Seventy-five years ago nearly 400 brave souls were lost during an attack on the USS Bunker Hill. It was one of numerous conflicts fought since the Colonists entrenched themselves 245 years earlier on the hill above Charlestown, Massachusetts on June 17, 1775.

Now we pause to remember 398 crew members of the USS Bunker Hill CV-17 (launched Dec 7, 1942) that were buried at sea after devastating attacks by two Kamikaze pilots. The valiant dead were wrapped in canvas, weighted with a round of ammunition and consigned to the deep. That was Saturday May 12; 1945; the ceremony continued throughout a long day, 

The second Sunday in May was proclaimed as Mother’s Day by President Woodrow Wilson in 1914. President Harry S. Truman stated in 1945, it was an official day for honoring all mothers. He claimed the American mother was “the greatest source of the country’s strength and inspiration.”

On May 8, we celebrated the 75th anniversary of V-E Day (Victory in Europe) and on Memorial Day, May 25th we shall honor our war dead, including a neighbor, Seaman Harry A. Dove (1921-2012) of Sewell, NJ. A plaque honoring his WW II service will be unveiled at the James G Atkinson Memorial Park; sponsored by American Legion Post 521 in Washington Township. He nearly succumbed to the Kamikaze attacks on May 11, but recovered and helped locate and bury shipmates, many were close friends.

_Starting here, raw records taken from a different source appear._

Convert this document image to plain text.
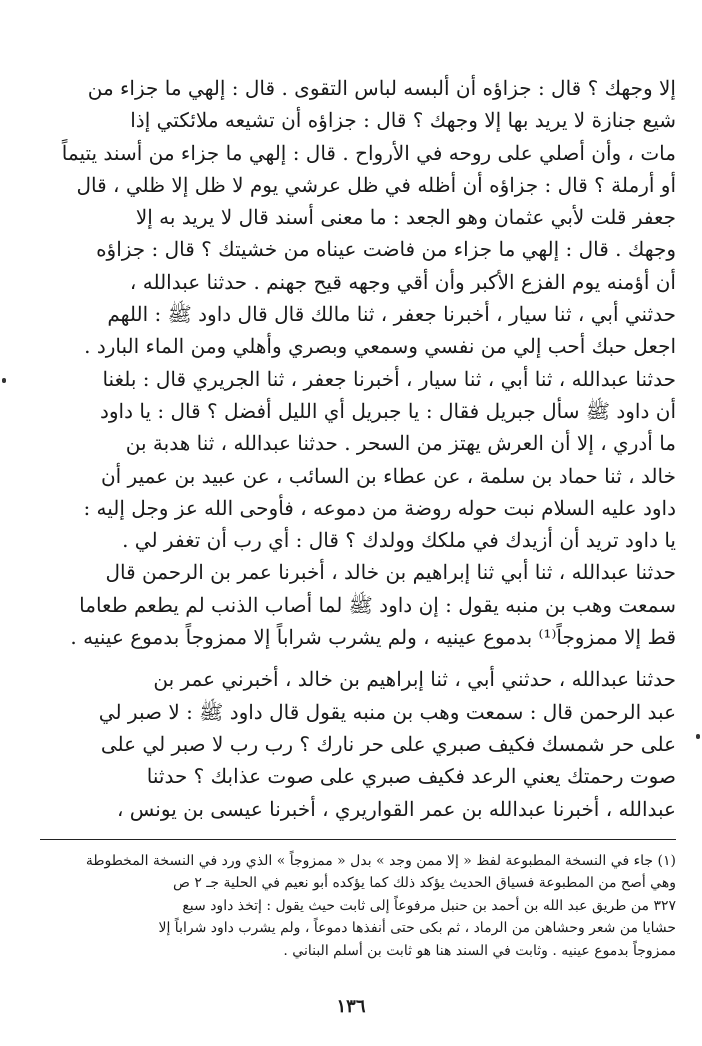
إلا وجهك ؟ قال : جزاؤه أن ألبسه لباس التقوى . قال : إلهي ما جزاء من
شيع جنازة لا يريد بها إلا وجهك ؟ قال : جزاؤه أن تشيعه ملائكتي إذا
مات ، وأن أصلي على روحه في الأرواح . قال : إلهي ما جزاء من أسند يتيماً
أو أرملة ؟ قال : جزاؤه أن أظله في ظل عرشي يوم لا ظل إلا ظلي ، قال
جعفر قلت لأبي عثمان وهو الجعد : ما معنى أسند قال لا يريد به إلا
وجهك . قال : إلهي ما جزاء من فاضت عيناه من خشيتك ؟ قال : جزاؤه
أن أؤمنه يوم الفزع الأكبر وأن أقي وجهه قيح جهنم . حدثنا عبدالله ،
حدثني أبي ، ثنا سيار ، أخبرنا جعفر ، ثنا مالك قال قال داود ﷺ : اللهم
اجعل حبك أحب إلي من نفسي وسمعي وبصري وأهلي ومن الماء البارد .
حدثنا عبدالله ، ثنا أبي ، ثنا سيار ، أخبرنا جعفر ، ثنا الجريري قال : بلغنا
أن داود ﷺ سأل جبريل فقال : يا جبريل أي الليل أفضل ؟ قال : يا داود
ما أدري ، إلا أن العرش يهتز من السحر . حدثنا عبدالله ، ثنا هدبة بن
خالد ، ثنا حماد بن سلمة ، عن عطاء بن السائب ، عن عبيد بن عمير أن
داود عليه السلام نبت حوله روضة من دموعه ، فأوحى الله عز وجل إليه :
يا داود تريد أن أزيدك في ملكك وولدك ؟ قال : أي رب أن تغفر لي .
حدثنا عبدالله ، ثنا أبي ثنا إبراهيم بن خالد ، أخبرنا عمر بن الرحمن قال
سمعت وهب بن منبه يقول : إن داود ﷺ لما أصاب الذنب لم يطعم طعاما
قط إلا ممزوجاً⁽¹⁾ بدموع عينيه ، ولم يشرب شراباً إلا ممزوجاً بدموع عينيه .

حدثنا عبدالله ، حدثني أبي ، ثنا إبراهيم بن خالد ، أخبرني عمر بن
عبد الرحمن قال : سمعت وهب بن منبه يقول قال داود ﷺ : لا صبر لي
على حر شمسك فكيف صبري على حر نارك ؟ رب رب لا صبر لي على
صوت رحمتك يعني الرعد فكيف صبري على صوت عذابك ؟ حدثنا
عبدالله ، أخبرنا عبدالله بن عمر القواريري ، أخبرنا عيسى بن يونس ،

(١) جاء في النسخة المطبوعة لفظ « إلا ممن وجد » بدل « ممزوجاً » الذي ورد في النسخة المخطوطة
وهي أصح من المطبوعة فسياق الحديث يؤكد ذلك كما يؤكده أبو نعيم في الحلية جـ ٢ ص
٣٢٧ من طريق عبد الله بن أحمد بن حنبل مرفوعاً إلى ثابت حيث يقول : إتخذ داود سبع
حشايا من شعر وحشاهن من الرماد ، ثم بكى حتى أنفذها دموعاً ، ولم يشرب داود شراباً إلا
ممزوجاً بدموع عينيه . وثابت في السند هنا هو ثابت بن أسلم البناني .

١٣٦
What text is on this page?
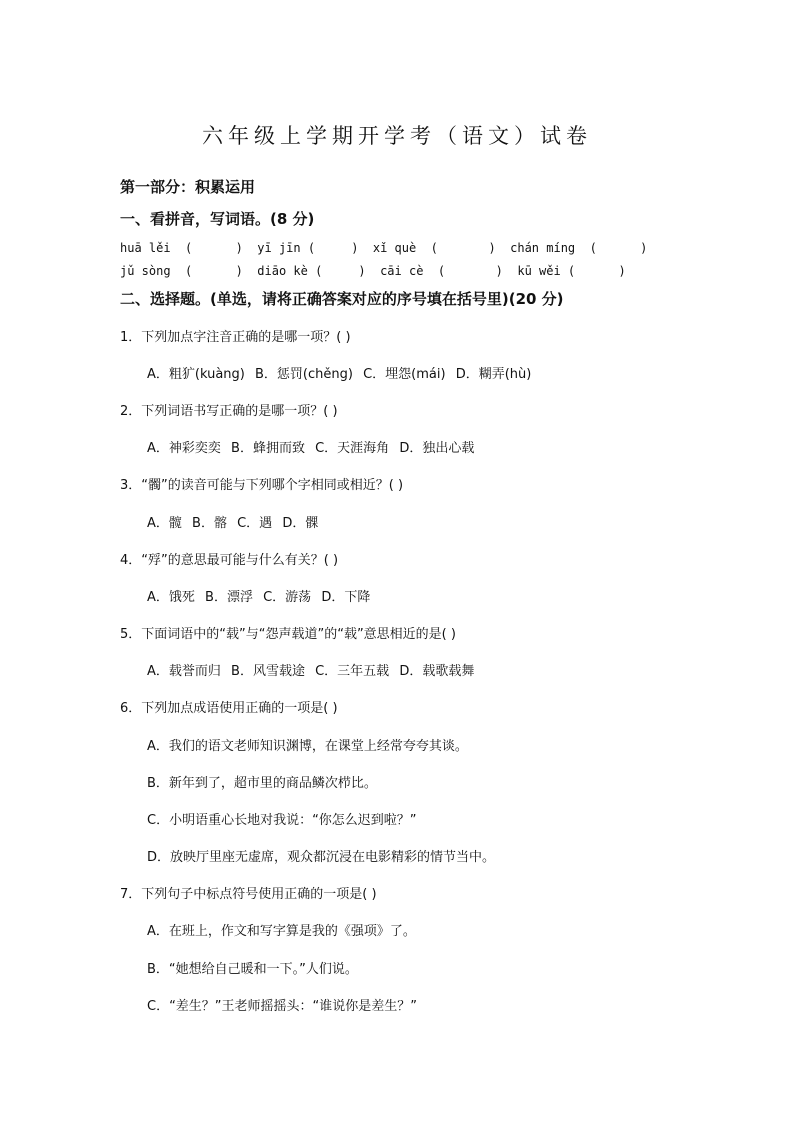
六年级上学期开学考（语文）试卷
第一部分：积累运用
一、看拼音，写词语。(8 分)
huā lěi  (      )  yī jīn (     )  xǐ què  (       )  chán míng  (      )
jǔ sòng  (      )  diāo kè (     )  cāi cè  (       )  kū wěi (      )
二、选择题。(单选，请将正确答案对应的序号填在括号里)(20 分)
1．下列加点字注音正确的是哪一项？( )
A．粗犷(kuàng) B．惩罚(chěng) C．埋怨(mái) D．糊弄(hù)
2．下列词语书写正确的是哪一项？( )
A．神彩奕奕 B．蜂拥而致 C．天涯海角 D．独出心载
3．“髑”的读音可能与下列哪个字相同或相近？( )
A．髋 B．髂 C．遇 D．髁
4．“殍”的意思最可能与什么有关？( )
A．饿死 B．漂浮 C．游荡 D．下降
5．下面词语中的“载”与“怨声载道”的“载”意思相近的是( )
A．载誉而归 B．风雪载途 C．三年五载 D．载歌载舞
6．下列加点成语使用正确的一项是( )
A．我们的语文老师知识渊博，在课堂上经常夸夸其谈。
B．新年到了，超市里的商品鳞次栉比。
C．小明语重心长地对我说：“你怎么迟到啦？”
D．放映厅里座无虚席，观众都沉浸在电影精彩的情节当中。
7．下列句子中标点符号使用正确的一项是( )
A．在班上，作文和写字算是我的《强项》了。
B．“她想给自己暖和一下。”人们说。
C．“差生？”王老师摇摇头：“谁说你是差生？”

What about the other Bunker Hill conflicts? The second battle occurred in 1780 aboard the schooner Bunker Hill when she helped capture the 200-ton Commerce. A steamer Bunker Hill ran aground in fog in 1841; a second collided with the Independence in 1843 in the Great Lakes. Surely those sailors were fighting for their very lives. A third steamer launched in 1907 at Philadelphia played a significant role during WW I, she was rechristened as the USS Aroostook. The tanker Bunker Hill, built in Chester PA, exploded in 1964 and sunk in Puget Sound, killing five of her 30-man crew. Battles occurred in and around Bunker Hill, West Virginia during the Civil War in 1861 and Brig Gen James J. Pettigrew, NC CSA died there in 1863 three days after being mortally wounded at Cemetery Ridge. Two battles of Bunker Hill, Illinois occurred in 1938 and 1948 when tornados devastated the town; the second destroyed 80% of the town and caused $4.5 million in damages. The cruiser USS Bunker Hill CG-52 launched in 1986 fired some of the first Tomahawk Cruise missiles in support of Operation Desert Storm (1990) and Iraq Freedom (2003).

In May we shall celebrate V-E Day, Mothers’ Day, USS Bunker Hill and Memorial Day, it will be a month filled with tributes and thankfulness. We especially remember the men and women that continue to serve in far off places in the cause of freedom, and pray for their safe return.